Requires-Dist: mkdocstrings[python]; extra == "docs"
Provides-Extra: test
Requires-Dist: pytest; extra == "test"
Dynamic: license-file

# Data Reliability Index

[![CI](https://github.com/h3pdesign/data-reliability-index/actions/workflows/ci.yml/badge.svg)](https://github.com/h3pdesign/data-reliability-index/actions/workflows/ci.yml)

![Data Reliability Index pipeline visualization](docs/assets/data-reliability-index.png)

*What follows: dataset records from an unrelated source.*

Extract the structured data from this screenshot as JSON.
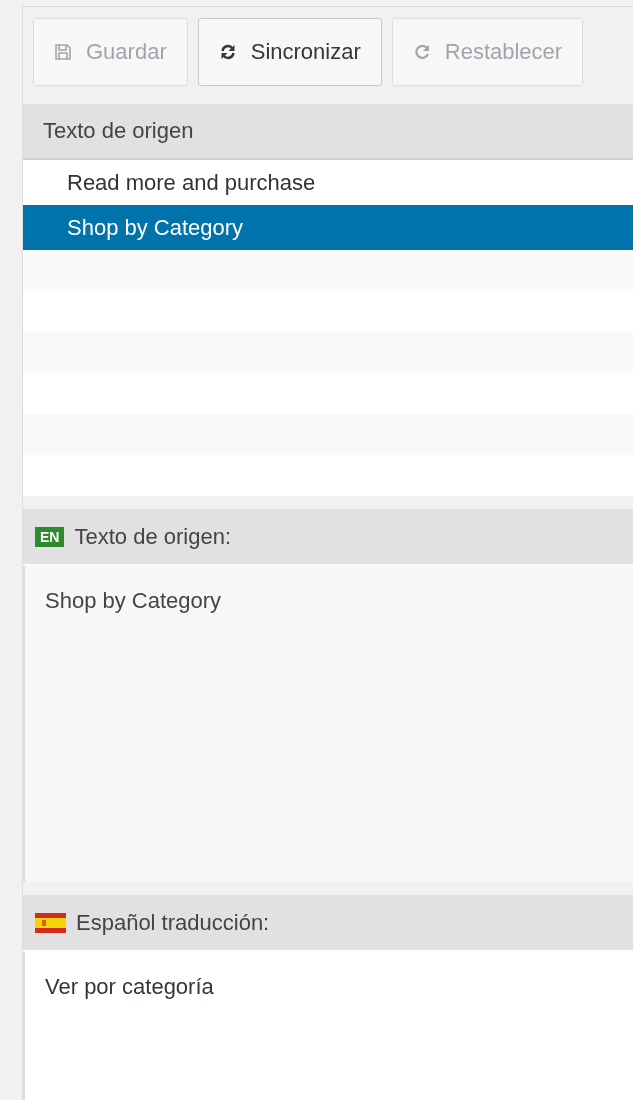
{
  "toolbar": [
    {
      "label": "Guardar",
      "kind": "save",
      "disabled": true
    },
    {
      "label": "Sincronizar",
      "kind": "sync",
      "disabled": false
    },
    {
      "label": "Restablecer",
      "kind": "reset",
      "disabled": true
    }
  ],
  "strings": {
    "header": "Texto de origen",
    "rows": [
      {
        "text": "Read more and purchase",
        "selected": false
      },
      {
        "text": "Shop by Category",
        "selected": true
      }
    ]
  },
  "source": {
    "badge": "EN",
    "label": "Texto de origen:",
    "text": "Shop by Category"
  },
  "translation": {
    "label": "Español traducción:",
    "value": "Ver por categoría"
  }
}
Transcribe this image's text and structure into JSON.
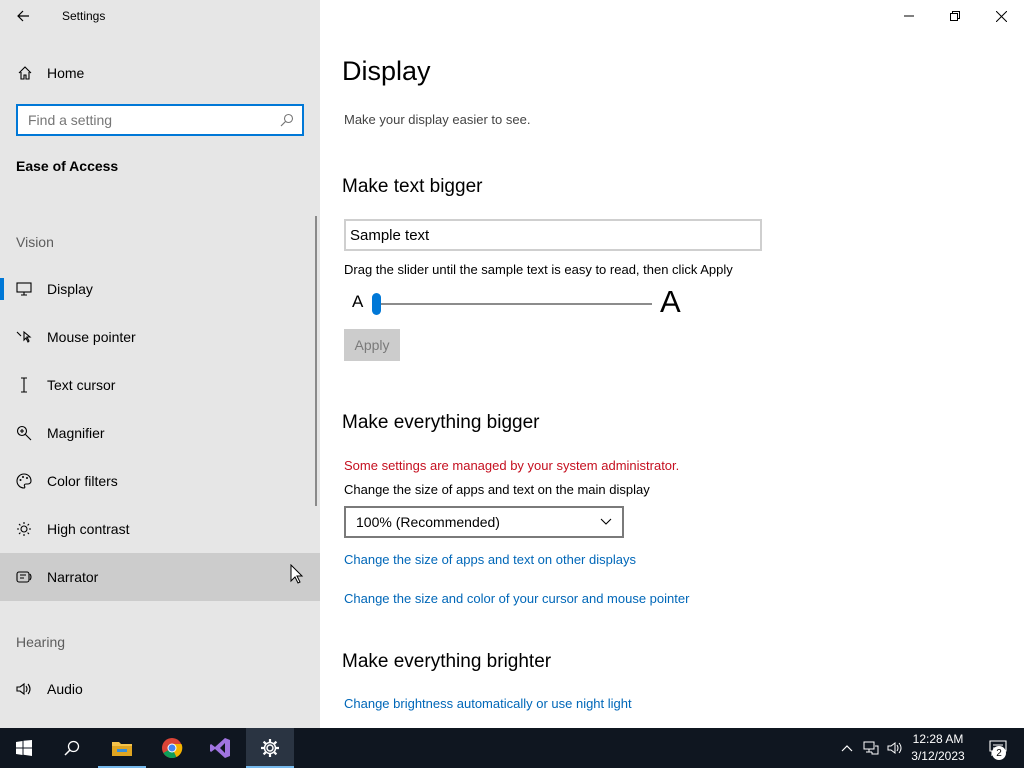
{
  "window": {
    "title": "Settings"
  },
  "sidebar": {
    "home_label": "Home",
    "search_placeholder": "Find a setting",
    "section_title": "Ease of Access",
    "group_vision": "Vision",
    "items": [
      {
        "label": "Display",
        "icon": "monitor-icon",
        "selected": true
      },
      {
        "label": "Mouse pointer",
        "icon": "mouse-pointer-icon"
      },
      {
        "label": "Text cursor",
        "icon": "text-cursor-icon"
      },
      {
        "label": "Magnifier",
        "icon": "magnifier-icon"
      },
      {
        "label": "Color filters",
        "icon": "palette-icon"
      },
      {
        "label": "High contrast",
        "icon": "brightness-icon"
      },
      {
        "label": "Narrator",
        "icon": "narrator-icon",
        "hovered": true
      }
    ],
    "group_hearing": "Hearing",
    "hearing_items": [
      {
        "label": "Audio",
        "icon": "speaker-icon"
      }
    ]
  },
  "main": {
    "title": "Display",
    "subtitle": "Make your display easier to see.",
    "text_bigger": {
      "heading": "Make text bigger",
      "sample_text": "Sample text",
      "hint": "Drag the slider until the sample text is easy to read, then click Apply",
      "slider_small": "A",
      "slider_large": "A",
      "slider_value_percent": 0,
      "apply_label": "Apply"
    },
    "everything_bigger": {
      "heading": "Make everything bigger",
      "warning": "Some settings are managed by your system administrator.",
      "label": "Change the size of apps and text on the main display",
      "dropdown_value": "100% (Recommended)",
      "link_other_displays": "Change the size of apps and text on other displays",
      "link_cursor": "Change the size and color of your cursor and mouse pointer"
    },
    "brighter": {
      "heading": "Make everything brighter",
      "link_brightness": "Change brightness automatically or use night light"
    }
  },
  "taskbar": {
    "time": "12:28 AM",
    "date": "3/12/2023",
    "notification_count": "2",
    "apps": [
      "windows-start-icon",
      "search-icon",
      "file-explorer-icon",
      "chrome-icon",
      "visual-studio-icon",
      "settings-gear-icon"
    ]
  },
  "colors": {
    "accent": "#0078d7",
    "link": "#0067b8",
    "warning": "#c50f1f",
    "sidebar_bg": "#e6e6e6",
    "taskbar_bg": "#0f1620"
  }
}
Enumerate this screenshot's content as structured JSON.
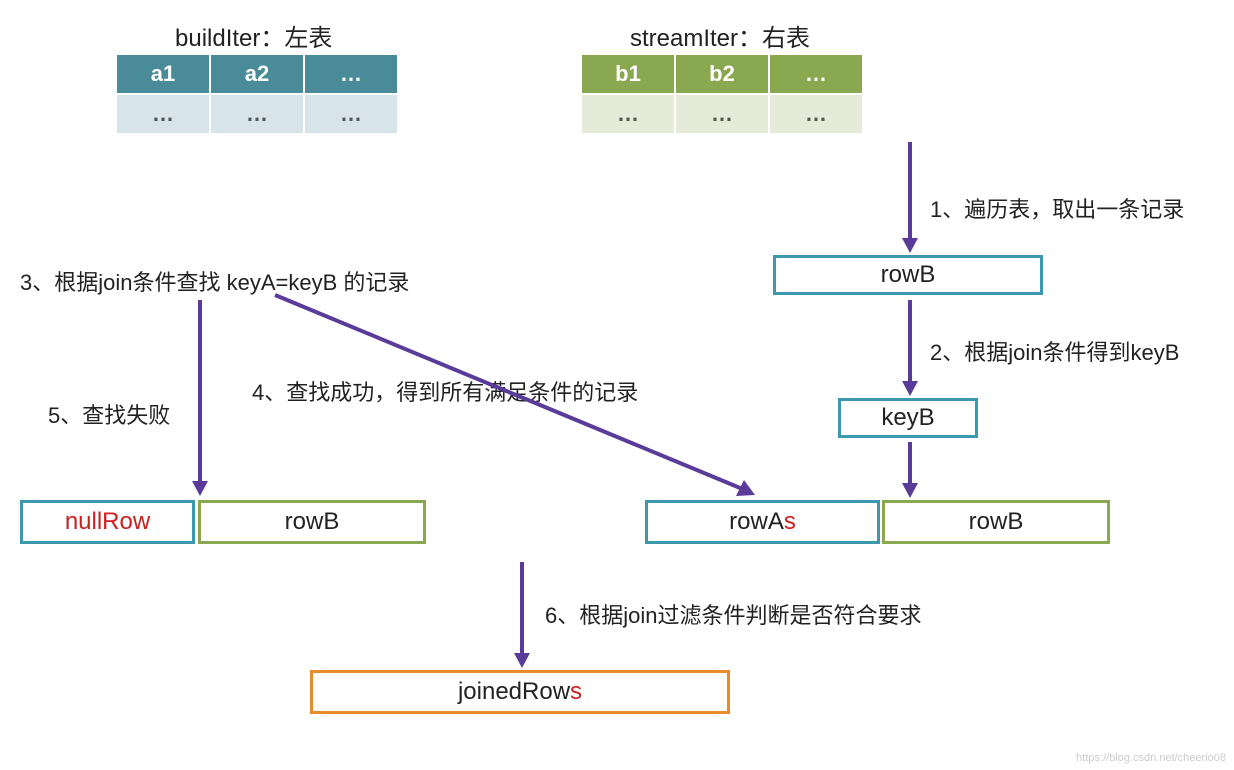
{
  "leftTable": {
    "title": "buildIter：左表",
    "headers": [
      "a1",
      "a2",
      "…"
    ],
    "row": [
      "…",
      "…",
      "…"
    ]
  },
  "rightTable": {
    "title": "streamIter：右表",
    "headers": [
      "b1",
      "b2",
      "…"
    ],
    "row": [
      "…",
      "…",
      "…"
    ]
  },
  "steps": {
    "s1": "1、遍历表，取出一条记录",
    "s2": "2、根据join条件得到keyB",
    "s3": "3、根据join条件查找 keyA=keyB 的记录",
    "s4": "4、查找成功，得到所有满足条件的记录",
    "s5": "5、查找失败",
    "s6": "6、根据join过滤条件判断是否符合要求"
  },
  "boxes": {
    "rowB_top": "rowB",
    "keyB": "keyB",
    "nullRow": "nullRow",
    "rowB_left": "rowB",
    "rowA_pre": "rowA",
    "rowA_suf": "s",
    "rowB_right": "rowB",
    "joined_pre": "joinedRow",
    "joined_suf": "s"
  },
  "watermark": "https://blog.csdn.net/cheerio08"
}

Data Reliability Index is a Python package for attaching reliability metadata to data points, enforcing trust policies, and filtering unreliable records before they reach analysis or API boundaries.

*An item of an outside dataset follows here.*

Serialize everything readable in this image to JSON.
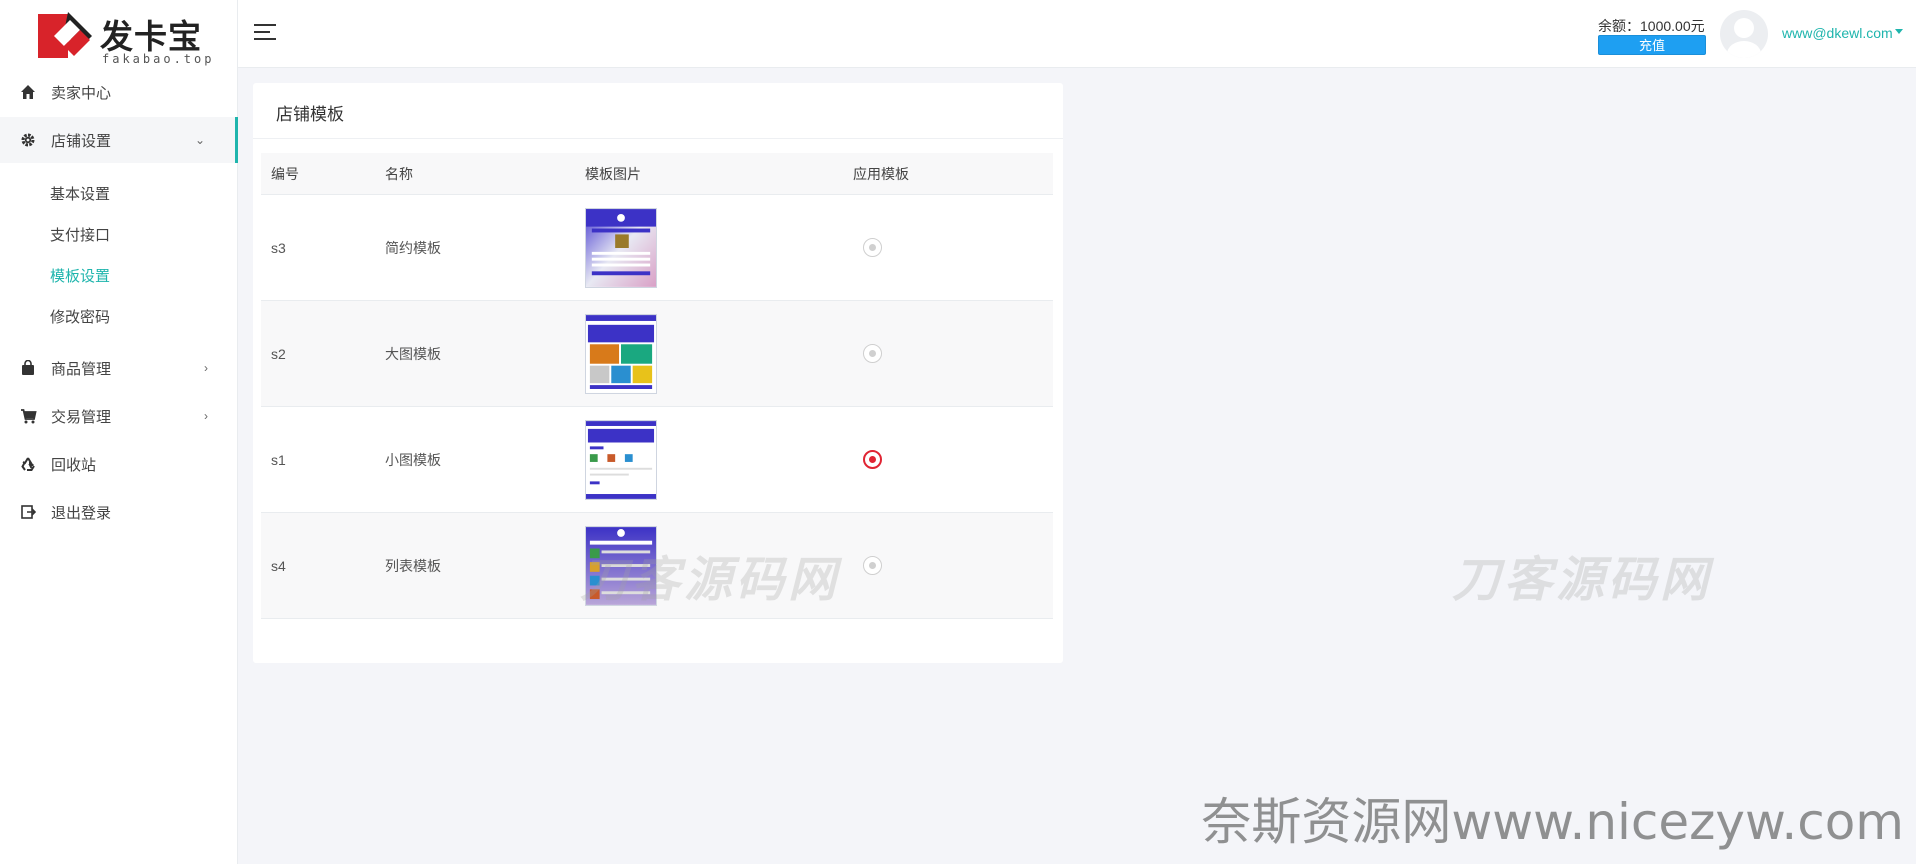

The package is built around a simple rule: data should carry the evidence needed to decide whether it is safe to use.

## Features

- Pydantic models for reliability metadata and policies.
- Scanning engine for computing reliability scores from validation evidence.
- Tiered trust classification with scores from 0 to 100.
- Policy-based acceptance checks for individual records.
- Pandas helpers for filtering DataFrames by reliability metadata.
- FastAPI example for rejecting low-reliability input at ingestion time.
- MkDocs documentation for concepts and API usage.

## Installation

```bash
pip install data-reliability-index
```

For local development from this repository:

```bash
pip install -e ".[test]"
```

## Quick Start

```python
from data_reliability import DataTier, ReliabilityPolicy, ReliabilityScanner, ValidationEvidence

scanner = ReliabilityScanner()
data = scanner.scan(
    {"temperature": 21.4, "unit": "celsius"},
    source_id="sensor-a",
    evidence=ValidationEvidence(
        completeness=1.0,
        consistency=1.0,
        provenance=1.0,
        cryptographic_verification=1.0,
        calibration=1.0,
        schema_compliance=1.0,
        anomaly_detection=1.0,
        duplicate_detection=1.0,
        metadata_quality=1.0,
    ),
)

policy = ReliabilityPolicy(
    minimum_score=90,
    maximum_tier=DataTier.TIER_2,
)

assert policy.resolve(data) == {"temperature": 21.4, "unit": "celsius"}
```

## Pandas Filtering

```python
import pandas as pd
from data_reliability import DataTier, ReliabilityMetadata, ReliabilityPolicy, filter_reliable_df

df = pd.DataFrame([
    {
        "value": 10,
        "reliability": ReliabilityMetadata(
            score=95,
            tier=DataTier.TIER_1,
            source_id="sensor-a",
            trace_hash="abc123",
        ),
    },
])

policy = ReliabilityPolicy(minimum_score=90, maximum_tier=DataTier.TIER_2)
trusted = filter_reliable_df(df, policy)
```

## Documentation

The project documentation lives in [`docs/`](docs/) and can be served locally with MkDocs:

```bash
pip install mkdocs-material
mkdocs serve
```

Start with:

- [Concepts](docs/concepts.md)
- [Core models](docs/api/core.md)
- [Pandas extension](docs/api/pandas.md)
- [FastAPI example](docs/api/fastapi.md)

The longer project rationale is available in [`data-reliability.md`](data-reliability.md).

## Development

Run the test suite:

```bash
pip install -e ".[test]"
pytest
```

Build package artifacts:

```bash
pip install -e ".[build]"
python -m build
python -m twine check dist/*
```

Run the FastAPI example:

```bash
uvicorn examples.fastapi_app:app --reload
```

## Contributing

Contributions are welcome. See [CONTRIBUTING.md](CONTRIBUTING.md) for the local workflow and pull request expectations.

## Security

Please report security issues privately. See [SECURITY.md](SECURITY.md).

## License

Licensed under the [Apache License 2.0](LICENSE).